People like the prophets Jeremiah and Isaiah, urging their people not to put their trust in anything other than the power of their God. People like John the Baptist who understood that there is no greater danger than being separated from God. People like a little Jewish girl named Mary, whose life was so focused and centered on and open to God that he would find a home not just in her thoughts, but also in her womb.

 

Our tradition is filled with the stories of people who have had the guts to put God first. We are here today because countless ancestors heard and responded to God’s word to Moses. In a world filled with individuals and causes and philosophies and stuff, all pretending to be God, all vying for our attention, all trying to be first in our lives, there have been people that have been bold enough to say NO, I only have one God in this world, and that is the Lord. Everything else comes second to him. Everything.

 

Where would we be today without those people? If Paul had decided to just focus on his tentmaking and building his business, would we have heard about the resurrection?
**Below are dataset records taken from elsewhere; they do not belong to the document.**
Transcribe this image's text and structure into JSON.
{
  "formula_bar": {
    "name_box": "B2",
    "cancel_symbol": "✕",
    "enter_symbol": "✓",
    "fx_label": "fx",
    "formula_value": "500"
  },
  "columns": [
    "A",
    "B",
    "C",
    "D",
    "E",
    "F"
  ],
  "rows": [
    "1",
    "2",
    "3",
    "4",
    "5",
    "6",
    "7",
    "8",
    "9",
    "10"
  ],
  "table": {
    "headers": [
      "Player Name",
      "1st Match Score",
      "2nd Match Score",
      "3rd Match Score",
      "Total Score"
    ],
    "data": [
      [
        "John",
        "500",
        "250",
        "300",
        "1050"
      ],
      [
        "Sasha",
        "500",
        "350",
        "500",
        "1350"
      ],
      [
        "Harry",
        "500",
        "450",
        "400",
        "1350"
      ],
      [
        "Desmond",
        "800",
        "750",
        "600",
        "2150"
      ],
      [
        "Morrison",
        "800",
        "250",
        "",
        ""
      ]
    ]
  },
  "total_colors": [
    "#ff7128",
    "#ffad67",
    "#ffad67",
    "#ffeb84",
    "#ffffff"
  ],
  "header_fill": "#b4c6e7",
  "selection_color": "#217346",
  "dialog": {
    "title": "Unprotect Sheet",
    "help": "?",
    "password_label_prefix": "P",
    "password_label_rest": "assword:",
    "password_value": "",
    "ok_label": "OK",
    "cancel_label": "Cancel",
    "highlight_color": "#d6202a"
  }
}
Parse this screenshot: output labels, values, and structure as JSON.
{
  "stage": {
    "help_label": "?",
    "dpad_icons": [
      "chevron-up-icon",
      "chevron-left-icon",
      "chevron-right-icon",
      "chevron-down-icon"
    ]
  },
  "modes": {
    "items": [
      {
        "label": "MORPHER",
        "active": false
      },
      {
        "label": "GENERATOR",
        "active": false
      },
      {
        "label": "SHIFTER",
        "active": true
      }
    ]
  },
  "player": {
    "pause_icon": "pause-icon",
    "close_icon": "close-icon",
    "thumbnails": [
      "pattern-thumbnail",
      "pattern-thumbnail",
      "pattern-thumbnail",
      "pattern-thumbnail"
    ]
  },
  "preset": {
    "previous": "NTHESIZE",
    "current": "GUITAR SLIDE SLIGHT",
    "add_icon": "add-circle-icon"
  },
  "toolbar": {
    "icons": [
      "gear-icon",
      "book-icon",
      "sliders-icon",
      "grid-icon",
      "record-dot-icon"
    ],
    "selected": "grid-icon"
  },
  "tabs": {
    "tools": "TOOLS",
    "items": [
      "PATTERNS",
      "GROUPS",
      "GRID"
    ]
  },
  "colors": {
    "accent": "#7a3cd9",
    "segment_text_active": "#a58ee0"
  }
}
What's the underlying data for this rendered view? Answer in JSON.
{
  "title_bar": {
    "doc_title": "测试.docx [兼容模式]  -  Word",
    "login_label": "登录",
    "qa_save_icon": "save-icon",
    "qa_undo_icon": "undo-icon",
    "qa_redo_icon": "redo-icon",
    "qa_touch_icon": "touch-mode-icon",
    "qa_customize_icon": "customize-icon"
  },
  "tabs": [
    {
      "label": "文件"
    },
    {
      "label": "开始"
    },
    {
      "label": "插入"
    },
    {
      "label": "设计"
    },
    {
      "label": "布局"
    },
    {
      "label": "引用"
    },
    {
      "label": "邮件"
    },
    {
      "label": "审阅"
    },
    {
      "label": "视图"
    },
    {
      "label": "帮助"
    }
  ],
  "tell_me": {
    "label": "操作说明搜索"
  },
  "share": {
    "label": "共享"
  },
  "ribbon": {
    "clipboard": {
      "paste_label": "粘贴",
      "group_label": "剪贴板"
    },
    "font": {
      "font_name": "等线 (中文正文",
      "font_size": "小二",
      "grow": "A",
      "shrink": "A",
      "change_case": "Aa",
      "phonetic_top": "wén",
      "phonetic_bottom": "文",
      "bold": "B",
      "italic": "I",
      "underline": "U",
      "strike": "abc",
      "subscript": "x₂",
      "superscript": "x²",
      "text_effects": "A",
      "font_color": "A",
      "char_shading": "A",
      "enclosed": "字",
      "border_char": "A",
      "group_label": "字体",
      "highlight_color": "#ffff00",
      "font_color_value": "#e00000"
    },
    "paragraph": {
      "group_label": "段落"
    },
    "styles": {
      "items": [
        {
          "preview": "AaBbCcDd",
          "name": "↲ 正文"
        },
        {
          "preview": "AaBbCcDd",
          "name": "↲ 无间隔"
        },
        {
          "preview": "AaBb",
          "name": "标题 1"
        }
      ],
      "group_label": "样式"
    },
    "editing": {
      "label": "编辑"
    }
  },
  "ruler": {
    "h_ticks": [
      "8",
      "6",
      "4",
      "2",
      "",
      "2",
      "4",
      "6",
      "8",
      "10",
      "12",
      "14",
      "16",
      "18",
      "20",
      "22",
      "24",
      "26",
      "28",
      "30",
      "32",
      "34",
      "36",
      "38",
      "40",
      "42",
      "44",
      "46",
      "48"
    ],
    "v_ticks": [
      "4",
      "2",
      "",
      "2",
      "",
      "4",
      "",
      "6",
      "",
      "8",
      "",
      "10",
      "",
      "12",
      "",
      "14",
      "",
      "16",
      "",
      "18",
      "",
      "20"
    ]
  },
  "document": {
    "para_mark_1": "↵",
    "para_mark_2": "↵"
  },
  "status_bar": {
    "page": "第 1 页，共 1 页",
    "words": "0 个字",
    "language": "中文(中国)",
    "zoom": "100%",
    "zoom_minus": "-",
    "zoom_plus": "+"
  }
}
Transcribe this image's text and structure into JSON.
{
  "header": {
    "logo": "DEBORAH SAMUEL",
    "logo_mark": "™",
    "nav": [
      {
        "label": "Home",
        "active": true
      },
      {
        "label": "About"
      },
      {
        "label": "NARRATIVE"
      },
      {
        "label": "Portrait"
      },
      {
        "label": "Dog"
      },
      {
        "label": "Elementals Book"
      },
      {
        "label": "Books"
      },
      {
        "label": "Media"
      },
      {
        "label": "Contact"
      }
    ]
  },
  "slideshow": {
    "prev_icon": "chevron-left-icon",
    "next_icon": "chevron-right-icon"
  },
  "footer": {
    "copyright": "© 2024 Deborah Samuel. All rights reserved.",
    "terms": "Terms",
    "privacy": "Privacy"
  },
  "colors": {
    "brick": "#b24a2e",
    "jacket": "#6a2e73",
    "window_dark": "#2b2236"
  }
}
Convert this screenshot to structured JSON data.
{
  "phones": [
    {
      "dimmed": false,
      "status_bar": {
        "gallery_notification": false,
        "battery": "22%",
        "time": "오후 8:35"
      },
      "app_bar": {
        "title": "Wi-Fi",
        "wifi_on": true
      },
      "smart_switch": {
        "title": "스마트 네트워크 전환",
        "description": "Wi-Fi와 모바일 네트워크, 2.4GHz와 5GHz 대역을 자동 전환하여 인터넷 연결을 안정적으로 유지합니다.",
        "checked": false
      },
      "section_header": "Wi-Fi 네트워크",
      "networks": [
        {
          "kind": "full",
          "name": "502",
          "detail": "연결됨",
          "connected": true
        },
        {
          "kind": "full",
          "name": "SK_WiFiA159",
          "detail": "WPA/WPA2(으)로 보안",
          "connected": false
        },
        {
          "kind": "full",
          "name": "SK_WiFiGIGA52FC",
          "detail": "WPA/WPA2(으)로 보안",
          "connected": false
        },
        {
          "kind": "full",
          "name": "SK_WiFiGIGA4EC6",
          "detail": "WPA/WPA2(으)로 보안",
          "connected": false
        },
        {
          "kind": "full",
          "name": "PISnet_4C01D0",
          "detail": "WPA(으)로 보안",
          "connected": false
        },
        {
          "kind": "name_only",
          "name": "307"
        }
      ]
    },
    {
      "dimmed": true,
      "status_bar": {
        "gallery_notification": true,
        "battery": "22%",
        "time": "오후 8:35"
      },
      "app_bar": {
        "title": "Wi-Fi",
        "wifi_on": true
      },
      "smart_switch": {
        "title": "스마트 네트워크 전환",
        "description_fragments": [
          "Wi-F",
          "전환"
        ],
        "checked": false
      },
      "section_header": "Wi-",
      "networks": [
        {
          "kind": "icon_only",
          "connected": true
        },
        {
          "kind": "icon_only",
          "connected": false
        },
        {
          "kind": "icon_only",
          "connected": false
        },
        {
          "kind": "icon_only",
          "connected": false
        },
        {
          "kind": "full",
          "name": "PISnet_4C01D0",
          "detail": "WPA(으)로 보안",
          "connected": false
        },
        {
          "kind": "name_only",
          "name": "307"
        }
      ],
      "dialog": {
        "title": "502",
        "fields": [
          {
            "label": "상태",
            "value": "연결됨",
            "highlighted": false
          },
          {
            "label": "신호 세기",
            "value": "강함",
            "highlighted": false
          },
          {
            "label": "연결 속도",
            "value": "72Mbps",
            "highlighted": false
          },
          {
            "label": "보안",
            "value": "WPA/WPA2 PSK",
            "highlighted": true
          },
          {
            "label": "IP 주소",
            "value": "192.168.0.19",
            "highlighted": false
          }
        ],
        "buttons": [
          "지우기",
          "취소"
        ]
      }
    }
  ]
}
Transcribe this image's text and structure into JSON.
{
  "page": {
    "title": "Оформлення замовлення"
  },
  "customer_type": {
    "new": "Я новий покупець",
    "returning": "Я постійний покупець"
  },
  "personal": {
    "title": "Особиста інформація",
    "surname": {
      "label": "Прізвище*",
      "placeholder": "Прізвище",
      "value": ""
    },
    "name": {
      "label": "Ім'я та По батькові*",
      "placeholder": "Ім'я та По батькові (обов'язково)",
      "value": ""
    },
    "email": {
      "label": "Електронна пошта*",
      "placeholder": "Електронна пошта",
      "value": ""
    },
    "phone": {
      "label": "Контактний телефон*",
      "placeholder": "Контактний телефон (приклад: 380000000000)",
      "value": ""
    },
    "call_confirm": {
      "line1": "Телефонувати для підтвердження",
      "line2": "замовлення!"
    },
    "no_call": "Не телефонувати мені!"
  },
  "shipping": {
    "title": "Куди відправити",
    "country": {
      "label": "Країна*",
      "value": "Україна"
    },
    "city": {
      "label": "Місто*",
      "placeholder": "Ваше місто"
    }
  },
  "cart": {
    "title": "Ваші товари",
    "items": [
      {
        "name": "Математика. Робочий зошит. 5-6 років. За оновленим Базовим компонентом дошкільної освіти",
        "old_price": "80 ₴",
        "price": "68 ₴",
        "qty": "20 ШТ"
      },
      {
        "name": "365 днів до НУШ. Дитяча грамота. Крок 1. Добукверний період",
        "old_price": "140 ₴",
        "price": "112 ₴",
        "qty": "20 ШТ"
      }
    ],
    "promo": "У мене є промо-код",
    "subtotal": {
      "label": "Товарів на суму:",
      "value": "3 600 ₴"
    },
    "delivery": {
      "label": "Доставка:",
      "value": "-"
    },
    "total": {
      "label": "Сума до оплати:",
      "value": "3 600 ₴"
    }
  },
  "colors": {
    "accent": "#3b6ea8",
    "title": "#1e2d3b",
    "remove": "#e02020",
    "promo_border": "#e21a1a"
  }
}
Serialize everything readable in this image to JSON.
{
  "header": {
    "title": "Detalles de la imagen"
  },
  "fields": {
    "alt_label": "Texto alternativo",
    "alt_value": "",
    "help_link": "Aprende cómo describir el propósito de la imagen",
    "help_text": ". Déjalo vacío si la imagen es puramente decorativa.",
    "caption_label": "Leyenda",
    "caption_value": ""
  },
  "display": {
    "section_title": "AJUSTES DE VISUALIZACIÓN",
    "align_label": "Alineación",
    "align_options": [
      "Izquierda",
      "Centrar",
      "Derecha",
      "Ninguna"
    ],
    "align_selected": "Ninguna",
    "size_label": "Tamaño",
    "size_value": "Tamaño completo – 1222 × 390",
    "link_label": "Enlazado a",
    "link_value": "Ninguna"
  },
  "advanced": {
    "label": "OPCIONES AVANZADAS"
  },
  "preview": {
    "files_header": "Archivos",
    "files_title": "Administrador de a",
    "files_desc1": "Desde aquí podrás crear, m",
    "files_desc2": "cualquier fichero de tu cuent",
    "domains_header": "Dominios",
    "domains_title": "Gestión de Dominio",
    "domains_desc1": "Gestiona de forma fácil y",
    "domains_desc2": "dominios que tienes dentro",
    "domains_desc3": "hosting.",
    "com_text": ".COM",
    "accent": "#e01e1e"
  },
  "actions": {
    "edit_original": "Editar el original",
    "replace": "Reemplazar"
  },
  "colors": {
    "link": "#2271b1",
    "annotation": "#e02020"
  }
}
If Augustine of Canterbury had decided that Britain was just too dangerous or too scary, would we have heard about the God of Israel? What if Saint Cuthbert said that Scotland was too cold? What if Charles Wesley had decided that there was more money in writing secular songs and who would know what a Herald Angel was anyways? What if Fulton Sheen and Billy Graham had both decided that television was too expensive a medium to tell people about the love of God? or what if Sylvester Gildersleve and Francis Wilson had decided that other things in their lives were more important than trying to start a church in some country village outside of New York called Rockville Centre?

 

In every generation we need people that can say to their children and anyone else that will listen: we have only one God, and he always comes first. That is what you are being invited to do right now. You are being invited to put God first. To give God the first fruits of your labors, not your leftovers. You are being invited to recognize that God is the true source of everything good in your life and everything good in the world. We fill out our pledge cards in church today, in mass, because doing so is an act of faith. Giving to God here will mean that we will have to say no to some other things in our lives. The amount we give, well that is between each of us and God. God knows our hearts and God also knows our finances and circumstances. We give to God based on what he asks of us, not on what someone else is giving, or what we think our fair share of the electric bill here should be. We must always remember the widow whose one coin, was worth more than all the large sums given by those with great wealth.

 

Regardless of what numbers you write on this slip of paper this morning, know this: the most powerful thing that any of us can do to transform this world we live in or to shape the lives of our children or our children’s children, is to learn how to say no to all those other voices and distractions in the world and to say yes to putting God first.